The study developed its own assessment methodology for the comparison of candidate scenarios
The study found that more spectrum combined with power handling flexibility offered the best solutions. This leads to the conclusion that the use of Q/V band for the feeder links is a desirable step towards higher capacity.
More complex technologies can provide significant flexibility but at the cost of making the payload and platform more expensive due to thermal dissipation and difficulties accommodating TWTAs.
The system architectures under consideration provide high speed broadband access to small fixed user terminals typically on a house. The system connects a large number of users to one or more gateway station that provides interconnection with one (or more) internet service provider. NB mesh architectures involving direct user terminal to user terminal connectivity is not studied. The size of dish envisaged for the user terminals is typically 60cm although larger antennas are considered for use by small business.

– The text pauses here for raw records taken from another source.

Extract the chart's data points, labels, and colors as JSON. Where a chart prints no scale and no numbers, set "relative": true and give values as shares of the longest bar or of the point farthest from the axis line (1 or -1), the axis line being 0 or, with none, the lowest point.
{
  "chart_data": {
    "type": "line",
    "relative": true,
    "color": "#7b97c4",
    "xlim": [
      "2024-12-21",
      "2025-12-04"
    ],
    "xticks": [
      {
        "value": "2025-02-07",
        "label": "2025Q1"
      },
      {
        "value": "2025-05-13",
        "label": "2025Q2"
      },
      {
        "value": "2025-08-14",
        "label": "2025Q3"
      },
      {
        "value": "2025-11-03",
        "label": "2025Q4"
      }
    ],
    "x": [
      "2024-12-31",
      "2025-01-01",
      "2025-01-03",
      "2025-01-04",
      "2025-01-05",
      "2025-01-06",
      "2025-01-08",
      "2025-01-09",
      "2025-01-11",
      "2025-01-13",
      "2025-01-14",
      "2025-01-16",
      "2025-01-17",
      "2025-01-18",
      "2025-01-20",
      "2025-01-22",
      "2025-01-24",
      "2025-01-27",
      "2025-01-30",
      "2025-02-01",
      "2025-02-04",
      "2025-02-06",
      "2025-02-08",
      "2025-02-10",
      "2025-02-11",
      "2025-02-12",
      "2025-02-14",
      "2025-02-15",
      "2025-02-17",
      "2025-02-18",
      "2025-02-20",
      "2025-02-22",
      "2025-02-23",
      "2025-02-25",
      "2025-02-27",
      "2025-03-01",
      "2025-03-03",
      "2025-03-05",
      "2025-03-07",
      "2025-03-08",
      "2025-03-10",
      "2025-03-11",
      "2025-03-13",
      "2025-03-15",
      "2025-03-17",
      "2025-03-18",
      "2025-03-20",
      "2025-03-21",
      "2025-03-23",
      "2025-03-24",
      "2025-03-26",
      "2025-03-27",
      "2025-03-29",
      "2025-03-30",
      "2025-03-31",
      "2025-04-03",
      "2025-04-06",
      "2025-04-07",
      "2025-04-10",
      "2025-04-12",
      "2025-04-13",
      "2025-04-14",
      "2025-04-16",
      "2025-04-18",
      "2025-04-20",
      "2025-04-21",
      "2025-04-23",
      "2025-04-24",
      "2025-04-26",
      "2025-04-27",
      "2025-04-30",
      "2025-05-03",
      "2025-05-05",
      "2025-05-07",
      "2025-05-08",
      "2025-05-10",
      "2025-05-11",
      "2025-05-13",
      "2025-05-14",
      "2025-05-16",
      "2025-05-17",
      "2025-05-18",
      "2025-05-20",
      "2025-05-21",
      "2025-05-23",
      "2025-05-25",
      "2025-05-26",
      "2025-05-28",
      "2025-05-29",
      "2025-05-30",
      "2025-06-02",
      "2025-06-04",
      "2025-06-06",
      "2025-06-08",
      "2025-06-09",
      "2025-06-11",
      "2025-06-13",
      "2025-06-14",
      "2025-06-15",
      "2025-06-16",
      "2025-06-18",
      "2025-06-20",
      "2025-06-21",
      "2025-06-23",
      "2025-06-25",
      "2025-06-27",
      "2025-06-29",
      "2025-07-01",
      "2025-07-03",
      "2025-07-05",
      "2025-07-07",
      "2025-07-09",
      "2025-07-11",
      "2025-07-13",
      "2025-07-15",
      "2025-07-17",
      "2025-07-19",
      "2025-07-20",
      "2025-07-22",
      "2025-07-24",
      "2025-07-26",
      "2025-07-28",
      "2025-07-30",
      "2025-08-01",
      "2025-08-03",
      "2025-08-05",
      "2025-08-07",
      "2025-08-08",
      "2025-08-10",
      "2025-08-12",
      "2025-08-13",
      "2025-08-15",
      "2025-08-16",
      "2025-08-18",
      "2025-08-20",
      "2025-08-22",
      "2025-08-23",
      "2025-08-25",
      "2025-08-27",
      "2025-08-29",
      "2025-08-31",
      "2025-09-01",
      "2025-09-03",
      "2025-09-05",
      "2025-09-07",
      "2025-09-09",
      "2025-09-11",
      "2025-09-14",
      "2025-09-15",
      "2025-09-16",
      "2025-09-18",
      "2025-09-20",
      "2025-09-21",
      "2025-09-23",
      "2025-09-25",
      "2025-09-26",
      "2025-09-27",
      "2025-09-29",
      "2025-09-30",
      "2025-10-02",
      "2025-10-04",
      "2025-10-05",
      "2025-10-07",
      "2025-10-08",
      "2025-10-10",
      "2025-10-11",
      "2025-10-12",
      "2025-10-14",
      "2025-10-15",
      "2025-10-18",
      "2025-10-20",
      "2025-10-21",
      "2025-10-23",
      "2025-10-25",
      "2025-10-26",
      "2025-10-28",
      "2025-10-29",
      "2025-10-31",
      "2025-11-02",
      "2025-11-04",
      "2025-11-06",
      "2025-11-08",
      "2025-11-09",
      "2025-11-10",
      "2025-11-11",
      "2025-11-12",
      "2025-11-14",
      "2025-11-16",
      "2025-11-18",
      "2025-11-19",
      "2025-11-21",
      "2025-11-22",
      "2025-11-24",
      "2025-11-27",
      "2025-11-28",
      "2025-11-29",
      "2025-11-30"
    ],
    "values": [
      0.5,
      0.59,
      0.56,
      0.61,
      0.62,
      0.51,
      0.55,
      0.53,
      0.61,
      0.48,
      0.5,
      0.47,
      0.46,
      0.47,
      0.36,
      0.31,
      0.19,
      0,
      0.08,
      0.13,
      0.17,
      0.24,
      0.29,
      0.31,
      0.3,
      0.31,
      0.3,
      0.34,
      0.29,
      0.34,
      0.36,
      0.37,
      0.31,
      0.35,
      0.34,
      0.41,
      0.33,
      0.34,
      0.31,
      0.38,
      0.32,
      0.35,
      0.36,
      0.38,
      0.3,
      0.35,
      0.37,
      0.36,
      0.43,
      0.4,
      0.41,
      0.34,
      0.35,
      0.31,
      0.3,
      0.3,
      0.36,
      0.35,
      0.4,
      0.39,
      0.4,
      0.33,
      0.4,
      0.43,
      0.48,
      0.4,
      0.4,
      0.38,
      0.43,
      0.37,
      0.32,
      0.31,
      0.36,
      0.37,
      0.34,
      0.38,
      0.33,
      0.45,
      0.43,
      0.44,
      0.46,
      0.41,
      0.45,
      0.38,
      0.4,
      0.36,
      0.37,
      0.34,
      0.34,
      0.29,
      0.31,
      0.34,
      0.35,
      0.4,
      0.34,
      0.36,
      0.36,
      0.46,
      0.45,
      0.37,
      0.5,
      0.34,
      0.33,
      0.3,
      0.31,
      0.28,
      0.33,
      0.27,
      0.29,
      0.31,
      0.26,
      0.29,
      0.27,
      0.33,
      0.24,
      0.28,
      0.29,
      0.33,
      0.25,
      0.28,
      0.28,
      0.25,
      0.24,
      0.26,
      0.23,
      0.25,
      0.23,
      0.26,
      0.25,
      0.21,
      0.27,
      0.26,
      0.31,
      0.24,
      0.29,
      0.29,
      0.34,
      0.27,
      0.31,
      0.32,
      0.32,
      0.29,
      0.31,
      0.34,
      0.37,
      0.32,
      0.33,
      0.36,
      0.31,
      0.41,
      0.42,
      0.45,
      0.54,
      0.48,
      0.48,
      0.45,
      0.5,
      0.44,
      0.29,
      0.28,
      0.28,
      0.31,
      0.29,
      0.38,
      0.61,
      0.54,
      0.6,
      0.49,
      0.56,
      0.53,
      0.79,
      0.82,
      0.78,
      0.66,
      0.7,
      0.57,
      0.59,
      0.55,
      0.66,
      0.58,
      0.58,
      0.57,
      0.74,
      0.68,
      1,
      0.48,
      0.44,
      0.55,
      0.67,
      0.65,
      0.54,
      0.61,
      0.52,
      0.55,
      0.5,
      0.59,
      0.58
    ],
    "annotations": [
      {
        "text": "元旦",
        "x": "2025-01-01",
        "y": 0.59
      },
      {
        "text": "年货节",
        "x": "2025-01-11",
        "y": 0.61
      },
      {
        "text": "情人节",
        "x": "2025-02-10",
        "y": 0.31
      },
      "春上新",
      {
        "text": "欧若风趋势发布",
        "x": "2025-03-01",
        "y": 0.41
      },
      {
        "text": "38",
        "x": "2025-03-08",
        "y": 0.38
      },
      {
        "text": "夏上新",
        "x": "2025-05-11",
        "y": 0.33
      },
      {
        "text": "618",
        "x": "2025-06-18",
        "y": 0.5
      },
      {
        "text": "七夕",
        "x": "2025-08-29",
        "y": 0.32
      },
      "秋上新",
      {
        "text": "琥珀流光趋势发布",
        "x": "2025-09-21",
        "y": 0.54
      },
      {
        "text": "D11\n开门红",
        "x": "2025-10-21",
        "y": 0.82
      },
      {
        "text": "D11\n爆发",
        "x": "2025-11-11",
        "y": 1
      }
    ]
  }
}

Various payload technologies shall be considered and assessed including digital processing, advanced antennas and flexible high power amplification.
The Advanced Scenarios developed during the study can be summarized:
- Advanced Scenario 1 using technology relevant to 2015
Use of Q/V bands for feeder links – use of 2.9GHz of Ka band user links – Single feed per beam antenna system – Multi-Port Amplifiers on forward link.
- Advanced Scenario 1 (2020) Use of Q/V band for feeder link. Use of digital processor for agile beam forming through an Array Fed Reflector for Ka-band. Also use of MPAs for power handling flexibility.
- Advanced Scenario 2 (2020) Use of a Ka band payload using 500MHx exclusive bands for user links. A Q/V band payload including Q/V user links for hot spot service.
The figure below shows the logic of the study and the sequence of the tasks:
The project has now been completed and the deliverable documents finalized. The study is expected to present at the 2013 ARTES 1 days in December.